Too Many Seedlings!
Last weekend Kirk sowed the seeds for fall broccoli and cabbage. A day later, this is what we woke up to:
After Kirk assured me he didn't just broadcast the seeds all over the bed, we figured out that they were probably mustard seedlings. The birds got a lot of the seed heads before we harvested it, so we figured the house finches probably dropped seeds in these beds as they flew away.
But then we noticed that there were hardly any seedlings popping up in the newly-cleared bed where the mustard plants used to be. That didn't add up with the "birds are messy eaters" theory of these seeds spreading around, because the most would have been dropped right where they were picking at them.
Then we took a walk past the compost bins:
More mustard seedlings! Mystery solved: To amend the beds for fall planting, we used compost from the bottom of the bin where I had thrown the stems and chaff, so obviously a good deal of seeds ended up there as well.

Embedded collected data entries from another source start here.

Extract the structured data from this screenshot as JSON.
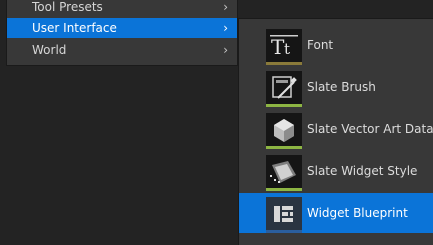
{
  "left_menu": {
    "items": [
      {
        "label": "Tool Presets",
        "chevron": "›"
      },
      {
        "label": "User Interface",
        "chevron": "›"
      },
      {
        "label": "World",
        "chevron": "›"
      }
    ]
  },
  "submenu": {
    "items": [
      {
        "label": "Font",
        "icon": "font-icon",
        "accent": "#8a7a3a"
      },
      {
        "label": "Slate Brush",
        "icon": "slate-brush-icon",
        "accent": "#8db543"
      },
      {
        "label": "Slate Vector Art Data",
        "icon": "vector-art-icon",
        "accent": "#8db543"
      },
      {
        "label": "Slate Widget Style",
        "icon": "widget-style-icon",
        "accent": "#8db543"
      },
      {
        "label": "Widget Blueprint",
        "icon": "widget-blueprint-icon",
        "accent": "#2b5e9c"
      }
    ]
  },
  "colors": {
    "selection": "#0b74d8",
    "menu_bg": "#383838",
    "background": "#232323"
  }
}
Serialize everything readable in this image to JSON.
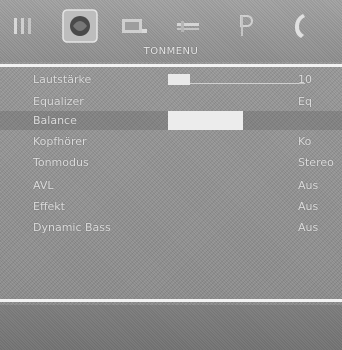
{
  "header": {
    "title": "TONMENU",
    "icons": [
      "picture-icon",
      "sound-icon",
      "channel-icon",
      "settings-icon",
      "parental-lock-icon",
      "phone-icon"
    ],
    "selected_icon": "sound-icon"
  },
  "menu": {
    "items": [
      {
        "label": "Lautstärke",
        "value": "10"
      },
      {
        "label": "Equalizer",
        "value": "Eq"
      },
      {
        "label": "Balance",
        "value": ""
      },
      {
        "label": "Kopfhörer",
        "value": "Ko"
      },
      {
        "label": "Tonmodus",
        "value": "Stereo"
      },
      {
        "label": "AVL",
        "value": "Aus"
      },
      {
        "label": "Effekt",
        "value": "Aus"
      },
      {
        "label": "Dynamic Bass",
        "value": "Aus"
      }
    ]
  },
  "colors": {
    "background": "#8d8d8d",
    "divider": "#f2f2f2",
    "text": "#dcdcdc"
  }
}
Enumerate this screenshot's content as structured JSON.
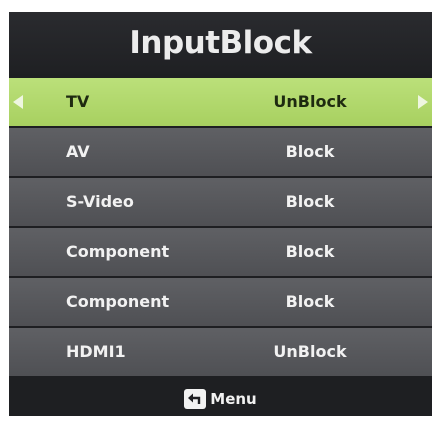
{
  "screen": {
    "title": "InputBlock",
    "rows": [
      {
        "label": "TV",
        "value": "UnBlock",
        "selected": true
      },
      {
        "label": "AV",
        "value": "Block",
        "selected": false
      },
      {
        "label": "S-Video",
        "value": "Block",
        "selected": false
      },
      {
        "label": "Component",
        "value": "Block",
        "selected": false
      },
      {
        "label": "Component",
        "value": "Block",
        "selected": false
      },
      {
        "label": "HDMI1",
        "value": "UnBlock",
        "selected": false
      }
    ],
    "footer": {
      "menu_icon": "return-arrow-icon",
      "menu_label": "Menu"
    }
  },
  "colors": {
    "background": "#1e1f22",
    "row": "#57585c",
    "selected_row": "#b2d86c",
    "text": "#f2f2f2"
  }
}
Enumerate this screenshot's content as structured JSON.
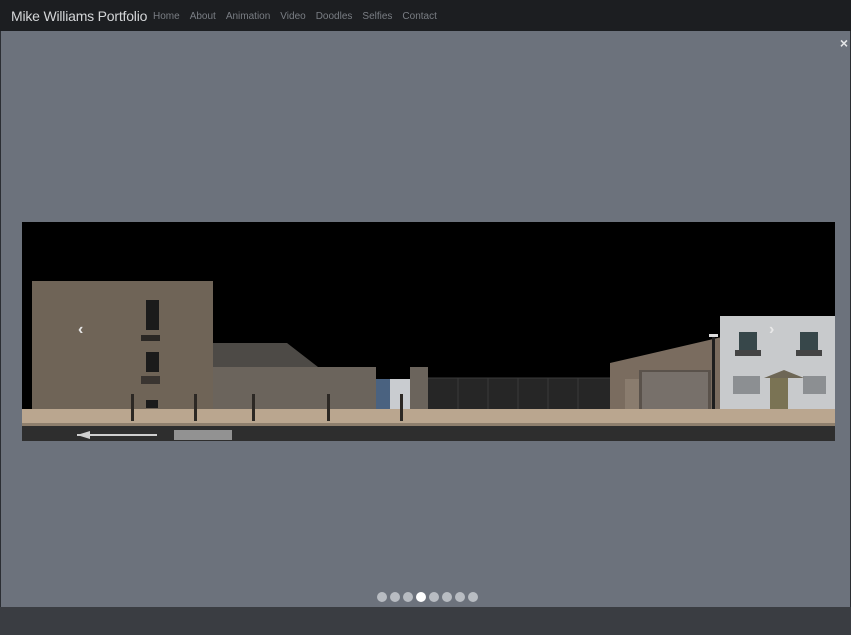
{
  "brand": "Mike Williams Portfolio",
  "nav": [
    "Home",
    "About",
    "Animation",
    "Video",
    "Doodles",
    "Selfies",
    "Contact"
  ],
  "lightbox": {
    "close_label": "×",
    "prev_label": "‹",
    "next_label": "›",
    "slide_count": 8,
    "active_index": 3
  },
  "colors": {
    "navbar_bg": "#1c1e21",
    "overlay_bg": "#6c727c",
    "indicator_active": "#ffffff",
    "indicator_inactive": "#b8bcc2"
  }
}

This doesn't say much for our composting system. We probably should be paying better attention to turning it and rotating it and using the oldest stuff. I know some people are really into the layering and have a system that keeps their piles really hot and efficient. We don't. We just throw stuff in and wait a year or two.
Because all those new shoots of mustard look just like the brassica we were trying to grow, it would be at least a week or two until we'd be able to tell them apart by their secondary leaves. And by then, it would be such a pain to pull out the mustard weeds and keep the broccoli that we decided to turn the beds again and re-sow. So far that looks to have worked well — we're not seeing tons of mustard seedlings in those beds this time around.